Latin American telecoms giant America Movil (AM) has reportedly called on the Organisation of Economic Cooperation and Development (OECD) to withdraw a report on the Mexican telecoms market, with the former claiming it contains a number of false conclusions. Dow Jones Newswires cites AM chief financial officer Carlos Garcia Moreno as saying: ‘We are asking them to withdraw it, and we would expect them to withdraw it.’
The development comes after the publication of the OECD’s report in January 2012, in which it was argued that the ‘dysfunctional Mexican telecommunication sector’ had cost consumers some USD129 billion between 2005 and 2009 as a result of high prices. Further, the report cited high prices and a lack of competition as two of the main reasons for low penetration rates in the country, with the OECD recommending that asymmetric regulations be introduced for some of the major operators.

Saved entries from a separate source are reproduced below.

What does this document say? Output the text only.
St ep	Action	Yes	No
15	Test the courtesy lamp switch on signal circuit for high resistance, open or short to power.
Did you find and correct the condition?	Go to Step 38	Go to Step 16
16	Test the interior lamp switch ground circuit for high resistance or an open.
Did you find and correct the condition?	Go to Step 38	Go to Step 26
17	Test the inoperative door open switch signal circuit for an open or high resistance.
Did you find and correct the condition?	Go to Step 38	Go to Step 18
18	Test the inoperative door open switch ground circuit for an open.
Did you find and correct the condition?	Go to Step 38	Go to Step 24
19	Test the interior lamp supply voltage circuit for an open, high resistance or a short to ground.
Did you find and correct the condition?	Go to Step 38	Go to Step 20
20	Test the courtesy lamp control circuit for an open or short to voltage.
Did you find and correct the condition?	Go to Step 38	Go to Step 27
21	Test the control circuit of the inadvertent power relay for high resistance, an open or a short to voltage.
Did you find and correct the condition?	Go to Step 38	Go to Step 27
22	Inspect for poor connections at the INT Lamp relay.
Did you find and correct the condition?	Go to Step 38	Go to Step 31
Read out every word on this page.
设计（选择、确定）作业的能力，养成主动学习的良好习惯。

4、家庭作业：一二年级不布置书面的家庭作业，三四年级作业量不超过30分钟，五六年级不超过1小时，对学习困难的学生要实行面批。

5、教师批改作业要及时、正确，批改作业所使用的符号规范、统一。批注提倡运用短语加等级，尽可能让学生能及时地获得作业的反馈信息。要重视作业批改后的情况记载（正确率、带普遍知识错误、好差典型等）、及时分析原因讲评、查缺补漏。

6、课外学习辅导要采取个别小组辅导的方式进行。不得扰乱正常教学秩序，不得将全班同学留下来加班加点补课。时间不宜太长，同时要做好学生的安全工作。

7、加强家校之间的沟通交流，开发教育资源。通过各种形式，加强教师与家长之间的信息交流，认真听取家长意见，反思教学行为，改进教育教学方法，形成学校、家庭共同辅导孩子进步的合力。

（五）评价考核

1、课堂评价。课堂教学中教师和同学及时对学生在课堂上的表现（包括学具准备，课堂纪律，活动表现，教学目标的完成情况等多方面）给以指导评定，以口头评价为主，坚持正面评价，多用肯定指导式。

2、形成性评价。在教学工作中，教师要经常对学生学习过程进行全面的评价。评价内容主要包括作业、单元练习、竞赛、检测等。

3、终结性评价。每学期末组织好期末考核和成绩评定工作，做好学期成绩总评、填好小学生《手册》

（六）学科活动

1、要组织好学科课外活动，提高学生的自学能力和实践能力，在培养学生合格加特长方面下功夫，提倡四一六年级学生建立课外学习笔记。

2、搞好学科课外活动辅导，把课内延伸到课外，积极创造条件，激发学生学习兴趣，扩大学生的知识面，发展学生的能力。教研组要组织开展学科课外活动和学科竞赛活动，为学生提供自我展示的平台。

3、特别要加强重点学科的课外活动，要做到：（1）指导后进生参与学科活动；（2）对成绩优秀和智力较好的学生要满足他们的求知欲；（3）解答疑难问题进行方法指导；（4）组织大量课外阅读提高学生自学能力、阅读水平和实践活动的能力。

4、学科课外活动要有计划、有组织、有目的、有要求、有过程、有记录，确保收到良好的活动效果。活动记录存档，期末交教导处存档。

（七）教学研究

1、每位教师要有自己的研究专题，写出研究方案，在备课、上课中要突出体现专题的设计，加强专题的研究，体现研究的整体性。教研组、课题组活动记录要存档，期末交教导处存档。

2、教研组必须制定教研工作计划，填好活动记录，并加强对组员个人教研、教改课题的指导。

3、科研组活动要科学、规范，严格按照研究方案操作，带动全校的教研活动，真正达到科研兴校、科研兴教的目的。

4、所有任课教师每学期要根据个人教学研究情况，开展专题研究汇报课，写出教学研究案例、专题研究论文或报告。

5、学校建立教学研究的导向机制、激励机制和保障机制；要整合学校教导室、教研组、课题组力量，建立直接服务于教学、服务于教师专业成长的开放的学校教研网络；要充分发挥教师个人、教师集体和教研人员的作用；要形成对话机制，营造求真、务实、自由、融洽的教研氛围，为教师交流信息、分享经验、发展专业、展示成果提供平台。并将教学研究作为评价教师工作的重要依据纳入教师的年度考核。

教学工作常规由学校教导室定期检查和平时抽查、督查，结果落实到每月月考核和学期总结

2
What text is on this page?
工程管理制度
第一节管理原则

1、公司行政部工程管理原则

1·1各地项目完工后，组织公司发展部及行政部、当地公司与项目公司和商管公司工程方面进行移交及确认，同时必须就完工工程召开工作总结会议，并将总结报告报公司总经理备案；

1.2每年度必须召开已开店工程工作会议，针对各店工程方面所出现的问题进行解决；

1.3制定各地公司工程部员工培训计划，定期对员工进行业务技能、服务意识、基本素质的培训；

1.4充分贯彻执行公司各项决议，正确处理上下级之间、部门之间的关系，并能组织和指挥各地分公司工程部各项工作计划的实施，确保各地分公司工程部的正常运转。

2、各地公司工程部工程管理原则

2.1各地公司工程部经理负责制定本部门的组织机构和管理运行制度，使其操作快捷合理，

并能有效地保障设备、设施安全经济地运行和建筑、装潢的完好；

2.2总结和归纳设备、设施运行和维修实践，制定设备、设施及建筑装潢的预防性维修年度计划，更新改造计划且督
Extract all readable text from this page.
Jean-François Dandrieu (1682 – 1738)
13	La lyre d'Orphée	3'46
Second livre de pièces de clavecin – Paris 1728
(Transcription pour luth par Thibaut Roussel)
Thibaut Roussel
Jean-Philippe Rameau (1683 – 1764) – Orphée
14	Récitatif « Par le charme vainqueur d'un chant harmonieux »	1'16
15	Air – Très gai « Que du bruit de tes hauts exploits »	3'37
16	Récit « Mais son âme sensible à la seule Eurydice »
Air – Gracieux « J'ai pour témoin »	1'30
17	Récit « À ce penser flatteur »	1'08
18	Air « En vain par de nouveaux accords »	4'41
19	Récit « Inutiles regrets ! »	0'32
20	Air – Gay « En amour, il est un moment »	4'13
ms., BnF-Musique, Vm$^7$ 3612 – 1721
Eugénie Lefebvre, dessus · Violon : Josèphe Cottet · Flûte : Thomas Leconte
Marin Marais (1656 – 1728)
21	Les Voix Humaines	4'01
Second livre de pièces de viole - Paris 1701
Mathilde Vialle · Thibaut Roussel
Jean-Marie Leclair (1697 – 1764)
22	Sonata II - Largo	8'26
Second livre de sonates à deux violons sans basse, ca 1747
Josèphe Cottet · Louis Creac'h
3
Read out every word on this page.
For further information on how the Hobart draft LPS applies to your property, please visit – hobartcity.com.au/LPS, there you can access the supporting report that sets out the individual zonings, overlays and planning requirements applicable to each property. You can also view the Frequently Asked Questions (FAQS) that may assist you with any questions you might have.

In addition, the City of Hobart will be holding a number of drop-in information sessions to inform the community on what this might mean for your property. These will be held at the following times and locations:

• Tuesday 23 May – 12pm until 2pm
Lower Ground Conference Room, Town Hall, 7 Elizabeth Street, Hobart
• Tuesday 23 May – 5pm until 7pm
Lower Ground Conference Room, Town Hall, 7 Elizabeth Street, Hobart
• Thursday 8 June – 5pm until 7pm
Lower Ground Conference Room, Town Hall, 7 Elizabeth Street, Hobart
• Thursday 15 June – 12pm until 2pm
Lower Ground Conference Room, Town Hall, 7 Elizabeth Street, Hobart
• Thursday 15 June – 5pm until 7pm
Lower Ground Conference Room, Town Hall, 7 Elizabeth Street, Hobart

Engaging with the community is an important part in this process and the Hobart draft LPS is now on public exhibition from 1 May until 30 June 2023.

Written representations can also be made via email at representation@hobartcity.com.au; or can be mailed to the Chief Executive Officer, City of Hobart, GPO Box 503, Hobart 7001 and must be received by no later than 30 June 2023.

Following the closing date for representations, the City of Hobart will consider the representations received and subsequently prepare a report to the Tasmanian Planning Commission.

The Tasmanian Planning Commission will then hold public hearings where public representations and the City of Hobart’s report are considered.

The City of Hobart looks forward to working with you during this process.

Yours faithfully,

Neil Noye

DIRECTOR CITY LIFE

In response, AM commissioned two studies to rebut the OECD’s findings, and in a letter to the OECD Secretary-General Angel Gurria, AM CEO Daniel Hajj is understood to have argued that the alleged USD129 billion loss in consumer welfare was ‘entirely the result of the OECD’s improper manipulation of facts and flawed economic analysis’. AM executives, meanwhile, have also argued that the company was in effect excluded from the report process, with complaints that the OECD refused to provide the data used for its analysis.